Assim, o direito à igualdade vincula tanto o legislador na feitura da lei quanto o juiz na aplicação da lei, obrigando-lhe a julgar da mesma forma os casos iguais. O cumprimento desse dever impõe ao juiz um duplo papel: não discriminar as situações iguais, aplicando os precedentes, e discriminar as situações desiguais, deixando de aplicar os precedentes. A falha em cumprir com a primeira obrigação viola o direito a um tratamento igual, em que não devem ser consideradas as diferenças entre os sujeitos; a falha em cumprir com a segunda viola o direito a um tratamento desigual, em que devem ser levadas em consideração determinadas diferenças.[23]

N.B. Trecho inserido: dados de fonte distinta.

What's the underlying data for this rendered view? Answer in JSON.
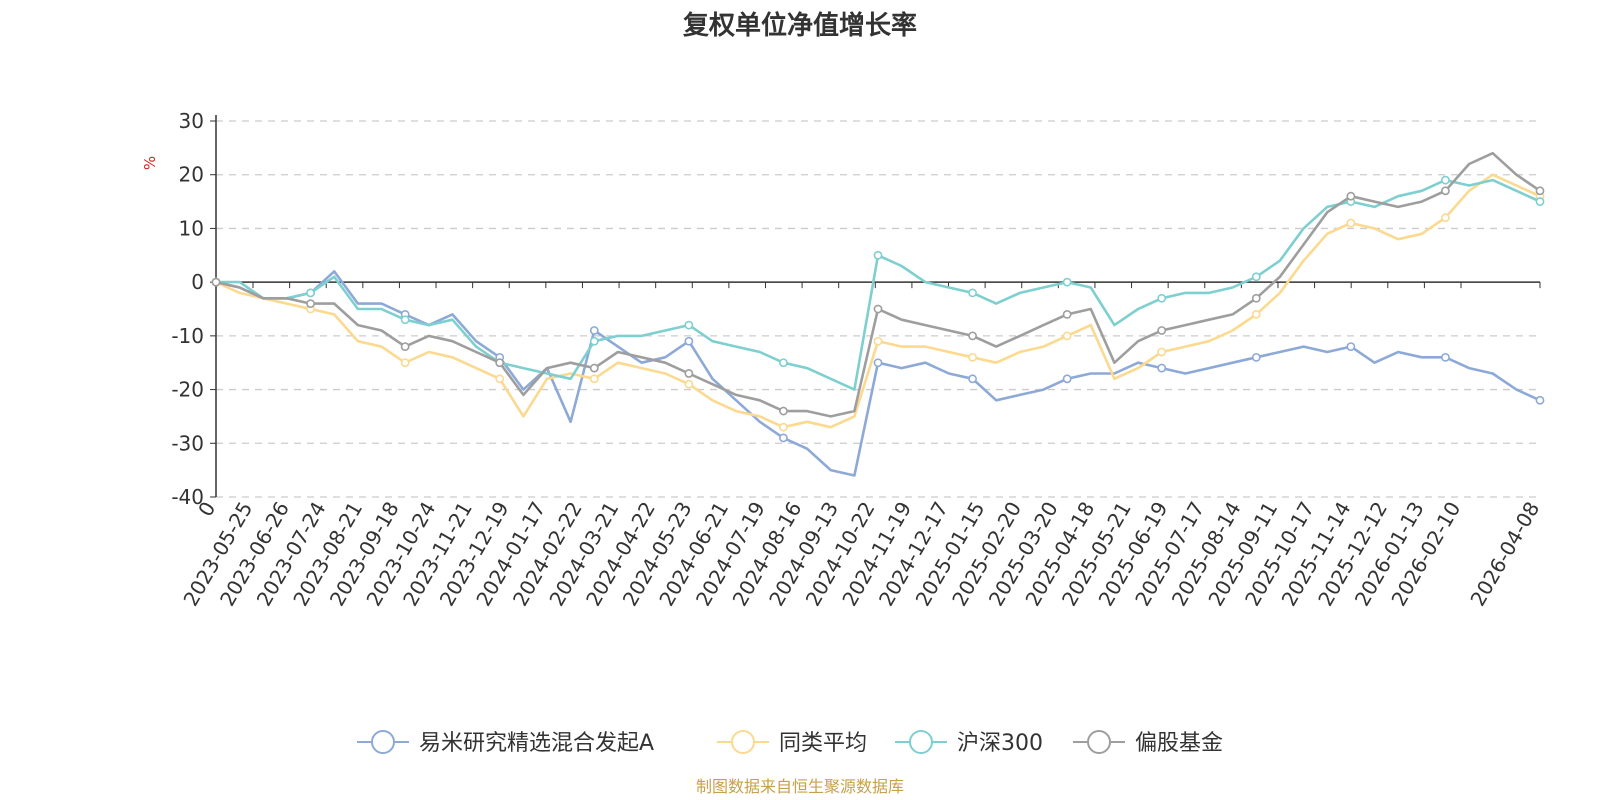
{
  "chart_data": {
    "type": "line",
    "title": "复权单位净值增长率",
    "ylabel": "%",
    "ylim": [
      -40,
      30
    ],
    "yticks": [
      -40,
      -30,
      -20,
      -10,
      0,
      10,
      20,
      30
    ],
    "x_start_label": "0",
    "x_tick_labels": [
      "2023-05-25",
      "2023-06-26",
      "2023-07-24",
      "2023-08-21",
      "2023-09-18",
      "2023-10-24",
      "2023-11-21",
      "2023-12-19",
      "2024-01-17",
      "2024-02-22",
      "2024-03-21",
      "2024-04-22",
      "2024-05-23",
      "2024-06-21",
      "2024-07-19",
      "2024-08-16",
      "2024-09-13",
      "2024-10-22",
      "2024-11-19",
      "2024-12-17",
      "2025-01-15",
      "2025-02-20",
      "2025-03-20",
      "2025-04-18",
      "2025-05-21",
      "2025-06-19",
      "2025-07-17",
      "2025-08-14",
      "2025-09-11",
      "2025-10-17",
      "2025-11-14",
      "2025-12-12",
      "2026-01-13",
      "2026-02-10",
      "2026-04-08"
    ],
    "grid": true,
    "legend_position": "bottom",
    "series": [
      {
        "name": "易米研究精选混合发起A",
        "color": "#8da9d8",
        "values": [
          0,
          -1,
          -3,
          -3,
          -2,
          2,
          -4,
          -4,
          -6,
          -8,
          -6,
          -11,
          -14,
          -20,
          -16,
          -26,
          -9,
          -12,
          -15,
          -14,
          -11,
          -18,
          -22,
          -26,
          -29,
          -31,
          -35,
          -36,
          -15,
          -16,
          -15,
          -17,
          -18,
          -22,
          -21,
          -20,
          -18,
          -17,
          -17,
          -15,
          -16,
          -17,
          -16,
          -15,
          -14,
          -13,
          -12,
          -13,
          -12,
          -15,
          -13,
          -14,
          -14,
          -16,
          -17,
          -20,
          -22
        ]
      },
      {
        "name": "同类平均",
        "color": "#fbd98f",
        "values": [
          0,
          -2,
          -3,
          -4,
          -5,
          -6,
          -11,
          -12,
          -15,
          -13,
          -14,
          -16,
          -18,
          -25,
          -18,
          -17,
          -18,
          -15,
          -16,
          -17,
          -19,
          -22,
          -24,
          -25,
          -27,
          -26,
          -27,
          -25,
          -11,
          -12,
          -12,
          -13,
          -14,
          -15,
          -13,
          -12,
          -10,
          -8,
          -18,
          -16,
          -13,
          -12,
          -11,
          -9,
          -6,
          -2,
          4,
          9,
          11,
          10,
          8,
          9,
          12,
          17,
          20,
          18,
          16
        ]
      },
      {
        "name": "沪深300",
        "color": "#7dd0cf",
        "values": [
          0,
          0,
          -3,
          -3,
          -2,
          1,
          -5,
          -5,
          -7,
          -8,
          -7,
          -12,
          -15,
          -16,
          -17,
          -18,
          -11,
          -10,
          -10,
          -9,
          -8,
          -11,
          -12,
          -13,
          -15,
          -16,
          -18,
          -20,
          5,
          3,
          0,
          -1,
          -2,
          -4,
          -2,
          -1,
          0,
          -1,
          -8,
          -5,
          -3,
          -2,
          -2,
          -1,
          1,
          4,
          10,
          14,
          15,
          14,
          16,
          17,
          19,
          18,
          19,
          17,
          15
        ]
      },
      {
        "name": "偏股基金",
        "color": "#9e9e9e",
        "values": [
          0,
          -1,
          -3,
          -3,
          -4,
          -4,
          -8,
          -9,
          -12,
          -10,
          -11,
          -13,
          -15,
          -21,
          -16,
          -15,
          -16,
          -13,
          -14,
          -15,
          -17,
          -19,
          -21,
          -22,
          -24,
          -24,
          -25,
          -24,
          -5,
          -7,
          -8,
          -9,
          -10,
          -12,
          -10,
          -8,
          -6,
          -5,
          -15,
          -11,
          -9,
          -8,
          -7,
          -6,
          -3,
          1,
          7,
          13,
          16,
          15,
          14,
          15,
          17,
          22,
          24,
          20,
          17
        ]
      }
    ]
  },
  "footer": {
    "source_text": "制图数据来自恒生聚源数据库"
  }
}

Essa dupla dimensão do direito à igualdade destaca que sua proteção sempre depende de um juízo sobre as circunstâncias factuais e jurídicas (ALEXY, 1993: 387), o

qual não se baseia na separação entre "questões de fato" e "questões de direito", mas antes significa um juízo sobre a qualificação jurídica dos fatos (OLLERO, 2005: 26). Na medida em que mesmo casos semelhantes contêm diferenças, corresponde ao julgador discernir se elas são suficientes para justificar, com o objetivo de garantir o direito à igualdade, um tratamento desigual desses casos. A vinculação do juiz ao direito à igualdade renova a importância da exigência constitucional de fundamentação das suas decisões (art. 93, IX). O locus da sentença judicial onde devem ser explicitadas as razões para julgar situações semelhantes de modo igual ou diferente é a motivação. Nela, o juiz deve esforçar-se para apresentar como ratio decidendi o juízo de igualdade que conduziu sua decisão no caso, permitindo o controle da correção da sua sentença e o reconhecimento dos critérios que autorizam converter essa decisão em precedente para os casos futuros.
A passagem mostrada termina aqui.